Plus récemment, le 12 novembre 2015 (Cass. crim., 12 nov. 2015, n°
14-82.765,
D. 2015, 2375 ;
Rev. soc. 2016, 34, chron. R. Salomon), la chambre criminelle confirme la condamnation des prétendus salariés pour tentative d’escroquerie par usage de fausse qualité. En l’espèce, les personnes en cause ont été embauchées par leur beau-frère un mois avant la date de cessation des paiements. En effet, ces derniers avaient faussement acquis la qualité de salarié afin d’actionner l’AGS et obtenir ainsi la remise de sommes d’argent (C. Mascala, « Panorama, Droit pénal des affaires », mai 2015 - juin 2016,
D. 22 septembre 2016, n° 31).
En l'absence d'une définition précise de la qualité visée par l'article 313-1 du Code pénal, la jurisprudence a été amenée à considérer que le fait de se prétendre faussement mandataire d'une personne, constituait la prise d'une fausse qualité. Celui qui affirme frauduleusement détenir un mandat donné par un tiers afin de se faire remettre une chose, use d'une fausse qualité (Cass. crim., 10 juin 1991, Bull. n° 247).

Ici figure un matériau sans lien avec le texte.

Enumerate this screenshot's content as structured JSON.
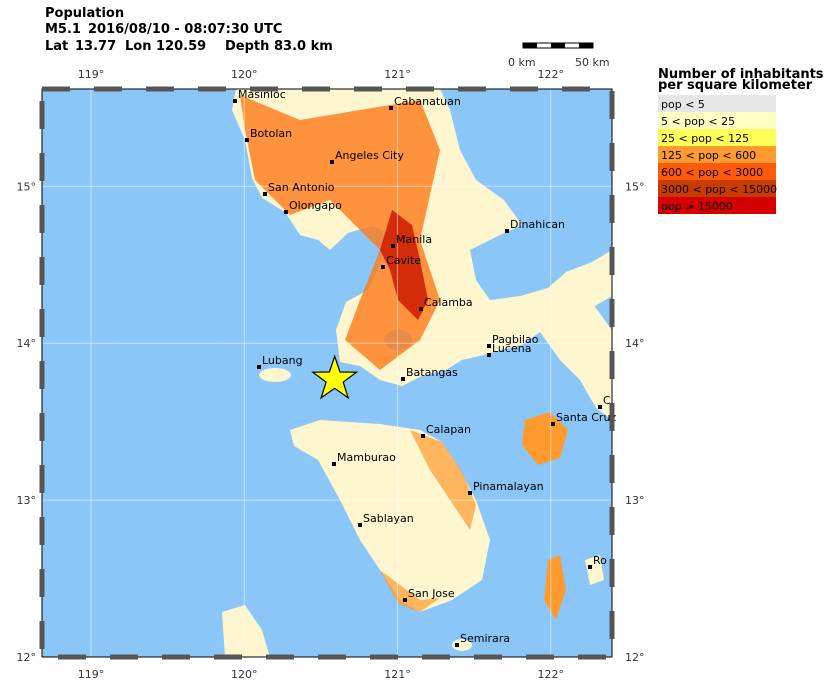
{
  "header": {
    "title": "Population",
    "magnitude": "M5.1",
    "time": "2016/08/10 - 08:07:30 UTC",
    "lat_label": "Lat",
    "lat": 13.77,
    "lon_label": "Lon",
    "lon": 120.59,
    "depth_label": "Depth",
    "depth": "83.0 km"
  },
  "scale_bar": {
    "start_label": "0 km",
    "end_label": "50 km"
  },
  "map": {
    "xlim": [
      118.68,
      122.4
    ],
    "ylim": [
      12,
      15.62
    ],
    "xticks": [
      {
        "value": 119,
        "label": "119°"
      },
      {
        "value": 120,
        "label": "120°"
      },
      {
        "value": 121,
        "label": "121°"
      },
      {
        "value": 122,
        "label": "122°"
      }
    ],
    "yticks": [
      {
        "value": 12,
        "label": "12°"
      },
      {
        "value": 13,
        "label": "13°"
      },
      {
        "value": 14,
        "label": "14°"
      },
      {
        "value": 15,
        "label": "15°"
      }
    ],
    "cities": [
      "Masinloc",
      "Cabanatuan",
      "Botolan",
      "Angeles City",
      "San Antonio",
      "Olongapo",
      "Dinahican",
      "Manila",
      "Cavite",
      "Calamba",
      "Pagbilao",
      "Lucena",
      "Lubang",
      "Batangas",
      "Santa Cruz",
      "C",
      "Calapan",
      "Mamburao",
      "Pinamalayan",
      "Sablayan",
      "Ro",
      "San Jose",
      "Semirara"
    ]
  },
  "legend": {
    "title_line1": "Number of inhabitants",
    "title_line2": "per square kilometer",
    "items": [
      {
        "label": "pop < 5",
        "color": "#e6e6e6"
      },
      {
        "label": "5 < pop < 25",
        "color": "#ffffc4"
      },
      {
        "label": "25 < pop < 125",
        "color": "#ffff5a"
      },
      {
        "label": "125 < pop < 600",
        "color": "#ff9a2e"
      },
      {
        "label": "600 < pop < 3000",
        "color": "#ff5a0a"
      },
      {
        "label": "3000 < pop < 15000",
        "color": "#c83c00"
      },
      {
        "label": "pop > 15000",
        "color": "#d60000"
      }
    ]
  }
}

Récemment, c'est sur le fondement de la fausse qualité que les tribunaux ont condamné l'escroquerie dite « à la charité publique ». L'escroc prétend être le mandataire d'une association caritative et à ce titre, il recueille des fonds (Référence : Cass. crim., 10 juin 1991, Dr. pén. 1993, Com. n° 283).
Ex.Constitue une escroquerie le fait de mettre sur pied un réseau de collecte de fonds par des démarcheurs se faisant passer pour des étudiants bénévoles et sollicitant la charité publique au profit d'une association mondiale d'aide aux accidentés de la route, dépourvue en fait de toute action humanitaire, alors que les organisateurs savaient pertinemment qu'aucun pourcentage des dons ne reviendrait pas aux handicapés (Cass. crim., 10 juin 1991, n°
90-85.003,
Bull. crim. n° 247).
La jurisprudence a toujours refusé de retenir la qualité de propriétaire ou de créancier invoquée faussement comme un moyen de l'escroquerie.

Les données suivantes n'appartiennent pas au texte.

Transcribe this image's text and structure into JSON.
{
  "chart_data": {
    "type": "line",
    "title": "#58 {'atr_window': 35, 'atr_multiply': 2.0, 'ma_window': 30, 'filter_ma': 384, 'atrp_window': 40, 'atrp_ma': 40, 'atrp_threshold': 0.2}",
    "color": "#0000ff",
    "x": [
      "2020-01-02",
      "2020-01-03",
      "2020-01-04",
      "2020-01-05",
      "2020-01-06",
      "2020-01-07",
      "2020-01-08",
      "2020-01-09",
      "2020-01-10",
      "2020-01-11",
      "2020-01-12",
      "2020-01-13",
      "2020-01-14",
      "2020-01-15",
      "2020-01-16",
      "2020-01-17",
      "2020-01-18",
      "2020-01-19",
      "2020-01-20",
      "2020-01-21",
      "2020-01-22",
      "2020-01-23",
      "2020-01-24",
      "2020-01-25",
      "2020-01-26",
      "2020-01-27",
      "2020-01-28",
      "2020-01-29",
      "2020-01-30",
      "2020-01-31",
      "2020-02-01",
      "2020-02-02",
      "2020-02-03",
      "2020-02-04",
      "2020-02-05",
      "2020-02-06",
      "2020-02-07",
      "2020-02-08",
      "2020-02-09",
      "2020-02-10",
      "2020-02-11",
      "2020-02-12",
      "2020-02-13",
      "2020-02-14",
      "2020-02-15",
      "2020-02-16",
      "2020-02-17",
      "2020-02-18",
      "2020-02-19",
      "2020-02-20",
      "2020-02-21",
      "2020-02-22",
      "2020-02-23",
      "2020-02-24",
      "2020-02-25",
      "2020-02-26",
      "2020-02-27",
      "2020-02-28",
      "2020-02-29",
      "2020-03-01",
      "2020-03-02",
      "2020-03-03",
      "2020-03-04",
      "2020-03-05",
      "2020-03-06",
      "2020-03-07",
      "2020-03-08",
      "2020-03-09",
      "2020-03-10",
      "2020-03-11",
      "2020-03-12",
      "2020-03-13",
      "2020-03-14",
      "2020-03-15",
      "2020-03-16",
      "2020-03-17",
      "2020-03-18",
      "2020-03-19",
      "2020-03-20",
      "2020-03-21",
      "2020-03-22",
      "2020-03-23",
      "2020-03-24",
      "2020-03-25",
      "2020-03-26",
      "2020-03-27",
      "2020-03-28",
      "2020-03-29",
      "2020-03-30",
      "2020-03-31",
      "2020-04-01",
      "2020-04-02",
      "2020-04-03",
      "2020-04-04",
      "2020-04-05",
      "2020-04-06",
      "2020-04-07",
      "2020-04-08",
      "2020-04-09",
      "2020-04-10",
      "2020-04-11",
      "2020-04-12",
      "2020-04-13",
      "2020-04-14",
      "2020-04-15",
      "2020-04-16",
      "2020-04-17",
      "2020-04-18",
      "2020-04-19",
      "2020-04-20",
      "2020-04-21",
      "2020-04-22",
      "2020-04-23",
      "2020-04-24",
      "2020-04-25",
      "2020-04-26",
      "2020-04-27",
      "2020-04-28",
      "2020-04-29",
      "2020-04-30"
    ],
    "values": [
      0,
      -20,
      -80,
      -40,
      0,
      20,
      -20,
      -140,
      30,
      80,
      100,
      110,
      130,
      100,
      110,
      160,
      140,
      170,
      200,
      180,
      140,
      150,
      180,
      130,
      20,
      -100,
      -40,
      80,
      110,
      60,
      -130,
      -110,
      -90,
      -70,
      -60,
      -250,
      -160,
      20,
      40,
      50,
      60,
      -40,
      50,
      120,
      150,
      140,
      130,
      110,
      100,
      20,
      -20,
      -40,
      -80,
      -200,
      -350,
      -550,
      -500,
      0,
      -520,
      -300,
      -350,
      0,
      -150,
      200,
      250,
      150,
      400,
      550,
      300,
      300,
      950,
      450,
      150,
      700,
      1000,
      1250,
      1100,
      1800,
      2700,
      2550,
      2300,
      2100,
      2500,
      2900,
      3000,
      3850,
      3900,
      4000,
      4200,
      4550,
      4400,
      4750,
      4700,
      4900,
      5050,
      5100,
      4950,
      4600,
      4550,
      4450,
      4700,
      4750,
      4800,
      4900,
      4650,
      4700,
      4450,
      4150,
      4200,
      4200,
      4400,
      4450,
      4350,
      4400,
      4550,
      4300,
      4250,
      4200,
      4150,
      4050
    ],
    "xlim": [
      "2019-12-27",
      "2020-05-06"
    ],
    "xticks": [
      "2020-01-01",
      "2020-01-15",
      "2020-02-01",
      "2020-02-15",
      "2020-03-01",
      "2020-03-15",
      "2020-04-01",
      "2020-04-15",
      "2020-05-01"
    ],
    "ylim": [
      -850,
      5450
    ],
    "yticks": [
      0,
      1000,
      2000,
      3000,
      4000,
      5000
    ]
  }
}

Il est jugé en effet, que le délit d'escroquerie ne saurait exister lorsque la victime avait la possibilité de vérifier l'allégation de l'agent qui prétend être titulaire d'un droit, ce qui est le cas du propriétaire ou du créancier. Cependant, il faut noter que si la vérification de la titularité du droit allégué est aisément réalisable pour les immeubles ou les meubles immatriculés, puisqu'ils font l'objet de mesures de publicité, cela est beaucoup plus difficile voire impossible pour les meubles. De manière plus générale, l'affirmation mensongère d'un droit ne saurait se confondre avec une qualité, qu'il s'agisse d'un droit de créance, d'un droit de propriété, et de la capacité. Aussi bien, est-il difficile de tracer la limite entre la fausse qualité punissable et le mensonge exclusif de la fausse qualité.

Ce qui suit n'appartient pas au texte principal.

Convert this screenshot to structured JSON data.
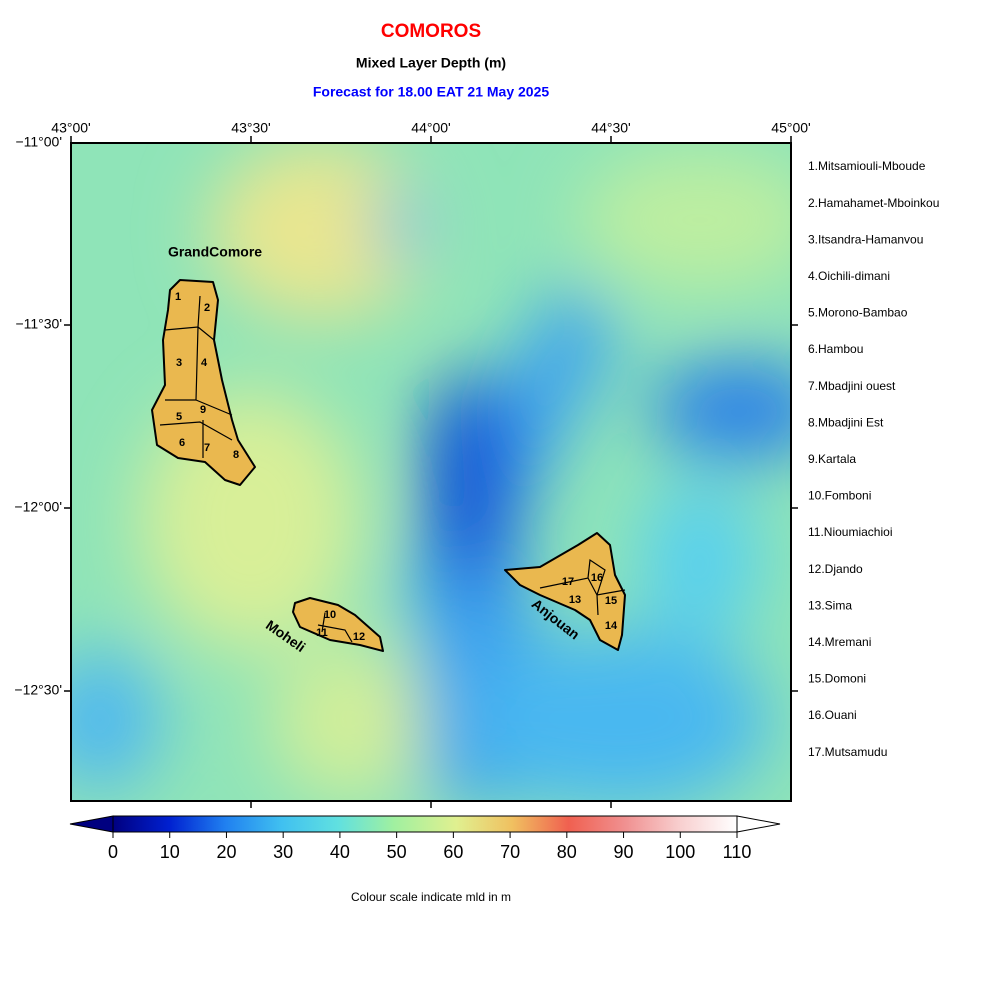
{
  "header": {
    "title": "COMOROS",
    "subtitle": "Mixed Layer Depth (m)",
    "forecast": "Forecast for  18.00 EAT 21 May 2025"
  },
  "lon_labels": [
    "43°00'",
    "43°30'",
    "44°00'",
    "44°30'",
    "45°00'"
  ],
  "lat_labels": [
    "−11°00'",
    "−11°30'",
    "−12°00'",
    "−12°30'"
  ],
  "islands": [
    "GrandComore",
    "Moheli",
    "Anjouan"
  ],
  "region_labels": [
    "1",
    "2",
    "3",
    "4",
    "5",
    "6",
    "7",
    "8",
    "9",
    "10",
    "11",
    "12",
    "13",
    "14",
    "15",
    "16",
    "17"
  ],
  "regions": [
    "1.Mitsamiouli-Mboude",
    "2.Hamahamet-Mboinkou",
    "3.Itsandra-Hamanvou",
    "4.Oichili-dimani",
    "5.Morono-Bambao",
    "6.Hambou",
    "7.Mbadjini ouest",
    "8.Mbadjini Est",
    "9.Kartala",
    "10.Fomboni",
    "11.Nioumiachioi",
    "12.Djando",
    "13.Sima",
    "14.Mremani",
    "15.Domoni",
    "16.Ouani",
    "17.Mutsamudu"
  ],
  "colorbar": {
    "lim": [
      0,
      110
    ],
    "ticks": [
      0,
      10,
      20,
      30,
      40,
      50,
      60,
      70,
      80,
      90,
      100,
      110
    ],
    "caption": "Colour scale indicate mld in m"
  }
}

Ex.Affirmer faussement être créancier d'une personne, ce n'est pas prendre à son égard une fausse qualité, c'est commettre un simple mensonge qui, pour être réprimé, doit être accompagné de manœuvres frauduleuses (Cass. crim., 6 oct. 1980, D. 1981.IR.141).
Sous l'empire de l'ancien Code pénal, le fait d'abuser d'une qualité réellement possédée n'entrait pas dans le domaine d'application de l'infraction. Afin de pallier cette insuffisance législative - l'abus de qualité vraie ne pouvant pas être assimilé à une usurpation de qualité - la jurisprudence considérait que cet abus caractérisait une manœuvre frauduleuse utilisée pour provoquer la remise de la chose. L'abus de qualité vraie pouvait être sanctionné seulement au titre des manœuvres frauduleuses.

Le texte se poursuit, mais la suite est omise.